Le devoir de mémoire, qu’il s’agisse des crimes du régime ou de la résistance anti-totalitaire, reste embryonnaire : à l’extrémité septentrionale du pays, à Sighetu Marmației sur la frontière ukrainienne, à l’opposé de Bucarest, un « Mémorial de la Résistance et des victimes du communisme » a bien été fondé en 1993 par d’anciens dissidents[43],[44] et une Commission historique d’investigation et d’analyse des crimes du régime communiste a été mise en place à Bucarest en 2005 et a rendu ses conclusions en 2007, mais leurs travaux sont peu diffusés et surtout pas enseignés. La répression par la dictature, la pénurie institutionnalisée, les disettes provoquées par les décisions de Ceaușescu, le manque d’énergie et donc de chauffage, le manque de sécurité dans le travail, l’emploi massif des prisonniers pour les travaux dangereux et de grande envergure, et le manque de soins aux plus faibles dû à l’indigence des fournitures médicales et pharmaceutiques sont en grande partie oubliés. À l’exception de quatre personnes (dont le couple Ceaușescu) aucune condamnation n’a frappé les personnes accusées de crimes, dont l’intentionnalité est niée et qui sont présentés comme des « nécessités historiques »[45].

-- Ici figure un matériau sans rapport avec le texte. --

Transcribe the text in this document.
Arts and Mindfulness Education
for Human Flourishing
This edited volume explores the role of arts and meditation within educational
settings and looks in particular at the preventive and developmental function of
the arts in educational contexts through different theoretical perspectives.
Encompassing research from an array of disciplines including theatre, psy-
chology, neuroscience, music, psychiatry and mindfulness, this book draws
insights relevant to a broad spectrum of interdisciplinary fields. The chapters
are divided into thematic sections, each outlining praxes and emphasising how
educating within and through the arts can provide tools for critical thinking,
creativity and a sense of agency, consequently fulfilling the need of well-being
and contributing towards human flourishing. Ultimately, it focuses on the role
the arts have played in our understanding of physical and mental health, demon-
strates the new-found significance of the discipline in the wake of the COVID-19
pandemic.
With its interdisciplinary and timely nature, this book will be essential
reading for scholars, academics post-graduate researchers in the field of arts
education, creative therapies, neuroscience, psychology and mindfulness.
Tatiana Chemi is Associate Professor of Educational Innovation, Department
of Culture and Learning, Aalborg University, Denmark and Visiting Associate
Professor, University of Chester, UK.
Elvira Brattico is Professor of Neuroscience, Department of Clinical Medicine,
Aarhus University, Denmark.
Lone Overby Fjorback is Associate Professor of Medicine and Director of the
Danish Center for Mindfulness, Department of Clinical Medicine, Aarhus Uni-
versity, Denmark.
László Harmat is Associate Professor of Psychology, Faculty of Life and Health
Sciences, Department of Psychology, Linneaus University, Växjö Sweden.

Plus de trente ans après la chute du régime Ceaușescu, le faible remplacement des élites politiques, souvent issues de la nomenklatura, assure la marginalisation des historiens désireux de travailler sur la mémoire de cette période, ainsi que l’immunité des anciens soutiens du régime, dont la descendance occupe des fonctions politiques et économiques importantes[46] et présente tout ce qui n’a pas été communiste comme « fasciste » : ainsi, contrairement à ce qui s’est passé dans d’autres pays de l’Est, seul un nombre très limité de soutiens, ou même de tortionnaires du régime, a été poursuivi et encore moins condamné[47]. Entre 1989 et 2017, seules trois procédures pour crimes contre l’humanité ont été ouvertes, dont deux se sont soldées par des condamnations définitives prononcées en 2016 et en 2017[48].

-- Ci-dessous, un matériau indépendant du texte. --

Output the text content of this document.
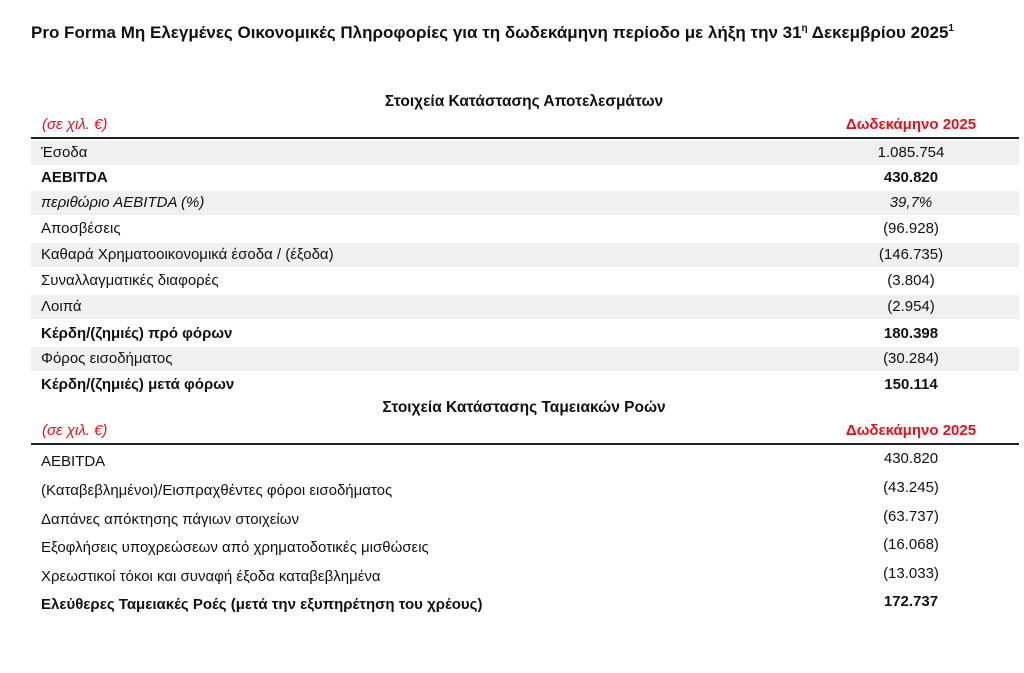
Pro Forma Μη Ελεγμένες Οικονομικές Πληροφορίες για τη δωδεκάμηνη περίοδο με λήξη την $31^\eta$ Δεκεμβρίου 2025$^1$
Στοιχεία Κατάστασης Αποτελεσμάτων
(σε χιλ. €)	Δωδεκάμηνο 2025
Έσοδα	1.085.754
ΑΕΒΙΤDΑ	430.820
περιθώριο ΑΕΒΙΤDΑ (%)	39,7%
Αποσβέσεις	(96.928)
Καθαρά Χρηματοοικονομικά έσοδα / (έξοδα)	(146.735)
Συναλλαγματικές διαφορές	(3.804)
Λοιπά	(2.954)
Κέρδη/(ζημιές) πρό φόρων	180.398
Φόρος εισοδήματος	(30.284)
Κέρδη/(ζημιές) μετά φόρων	150.114
Στοιχεία Κατάστασης Ταμειακών Ροών
(σε χιλ. €)	Δωδεκάμηνο 2025
ΑΕΒΙΤDΑ	430.820
(Καταβεβλημένοι)/Εισπραχθέντες φόροι εισοδήματος	(43.245)
Δαπάνες απόκτησης πάγιων στοιχείων	(63.737)
Εξοφλήσεις υποχρεώσεων από χρηματοδοτικές μισθώσεις	(16.068)
Χρεωστικοί τόκοι και συναφή έξοδα καταβεβλημένα	(13.033)
Ελεύθερες Ταμειακές Ροές (μετά την εξυπηρέτηση του χρέους)	172.737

Dans ce contexte, la société roumaine conserve de nombreuses traces de la période Ceaușescu : manque de confiance dans les autorités et la loi[49], fraude fiscale massive[50], réseaux mafieux[51], clientélisme[52], corruption[53], crainte d’utiliser la liberté d'expression chez certains citoyens[54].

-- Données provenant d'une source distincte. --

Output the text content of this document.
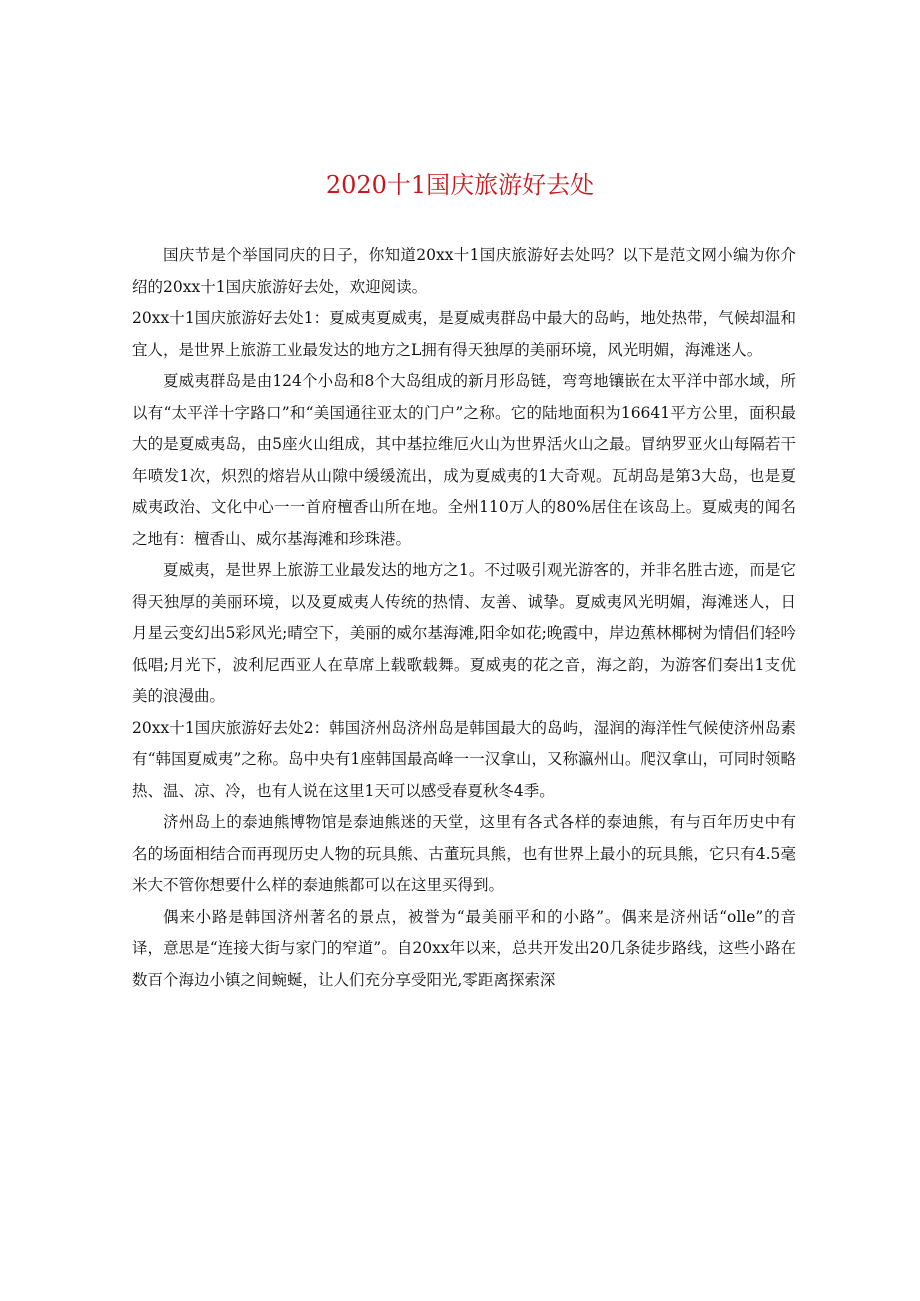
2020十1国庆旅游好去处

国庆节是个举国同庆的日子，你知道20xx十1国庆旅游好去处吗？以下是范文网小编为你介绍的20xx十1国庆旅游好去处，欢迎阅读。

20xx十1国庆旅游好去处1：夏威夷夏威夷，是夏威夷群岛中最大的岛屿，地处热带，气候却温和宜人，是世界上旅游工业最发达的地方之L拥有得天独厚的美丽环境，风光明媚，海滩迷人。

夏威夷群岛是由124个小岛和8个大岛组成的新月形岛链，弯弯地镶嵌在太平洋中部水域，所以有“太平洋十字路口”和“美国通往亚太的门户”之称。它的陆地面积为16641平方公里，面积最大的是夏威夷岛，由5座火山组成，其中基拉维厄火山为世界活火山之最。冒纳罗亚火山每隔若干年喷发1次，炽烈的熔岩从山隙中缓缓流出，成为夏威夷的1大奇观。瓦胡岛是第3大岛，也是夏威夷政治、文化中心一一首府檀香山所在地。全州110万人的80%居住在该岛上。夏威夷的闻名之地有：檀香山、威尔基海滩和珍珠港。

夏威夷，是世界上旅游工业最发达的地方之1。不过吸引观光游客的，并非名胜古迹，而是它得天独厚的美丽环境，以及夏威夷人传统的热情、友善、诚挚。夏威夷风光明媚，海滩迷人，日月星云变幻出5彩风光;晴空下，美丽的威尔基海滩,阳伞如花;晚霞中，岸边蕉林椰树为情侣们轻吟低唱;月光下，波利尼西亚人在草席上载歌载舞。夏威夷的花之音，海之韵，为游客们奏出1支优美的浪漫曲。

20xx十1国庆旅游好去处2：韩国济州岛济州岛是韩国最大的岛屿，湿润的海洋性气候使济州岛素有“韩国夏威夷”之称。岛中央有1座韩国最高峰一一汉拿山，又称瀛州山。爬汉拿山，可同时领略热、温、凉、冷，也有人说在这里1天可以感受春夏秋冬4季。

济州岛上的泰迪熊博物馆是泰迪熊迷的天堂，这里有各式各样的泰迪熊，有与百年历史中有名的场面相结合而再现历史人物的玩具熊、古董玩具熊，也有世界上最小的玩具熊，它只有4.5毫米大不管你想要什么样的泰迪熊都可以在这里买得到。

偶来小路是韩国济州著名的景点，被誉为“最美丽平和的小路”。偶来是济州话“olle”的音译，意思是“连接大街与家门的窄道”。自20xx年以来，总共开发出20几条徒步路线，这些小路在数百个海边小镇之间蜿蜒，让人们充分享受阳光,零距离探索深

Lorsque les médias les interrogent, beaucoup de citoyens hésitent toujours à confier leurs sentiments envers l’ancien dictateur. Les opinions exprimées montrent d’importants clivages, Ceaușescu étant soit éperdument détesté, soit nostalgiquement regretté. Le débat, sensible, est revenu sur le devant de la scène, à la faveur d’une initiative du ministère du Tourisme roumain : réaliser et ouvrir au public un musée consacré au régime Ceaușescu. Il s’agit de l’ancienne caserne de Târgoviște, où le couple a vécu ses derniers jours avant son exécution[54]. À titre d’exemple de ces distorsions mémorielles, selon une émission de France Info de 2019, 52 % des sondés roumains estimeraient qu’ils vivaient mieux durant la période communiste qu’à présent[55] ce qui constitue une interprétation particulièrement réductrice de la nostalgie du communisme que peuvent éprouver des citoyens âgés de plus de 40 ans ayant bénéficié d’une bonne situation sous la dictature roumaine[Note 5] et n’ayant pas pu s’adapter à la transition économique qui a suivi[56], car en décembre 2006, soit 16 ans après la chute du régime, la Fondation pour une Société ouverte avait publié un sondage indiquant que les Roumains considèrent le communisme réel que le pays a connu, comme[57] :
L'Université de Bucarest a révoqué le doctorat honoris causa qu'elle avait conféré à Ceausescu de son vivant, en raison du "rôle négatif qu'il a joué dans l'évolution de la Roumanie" [58].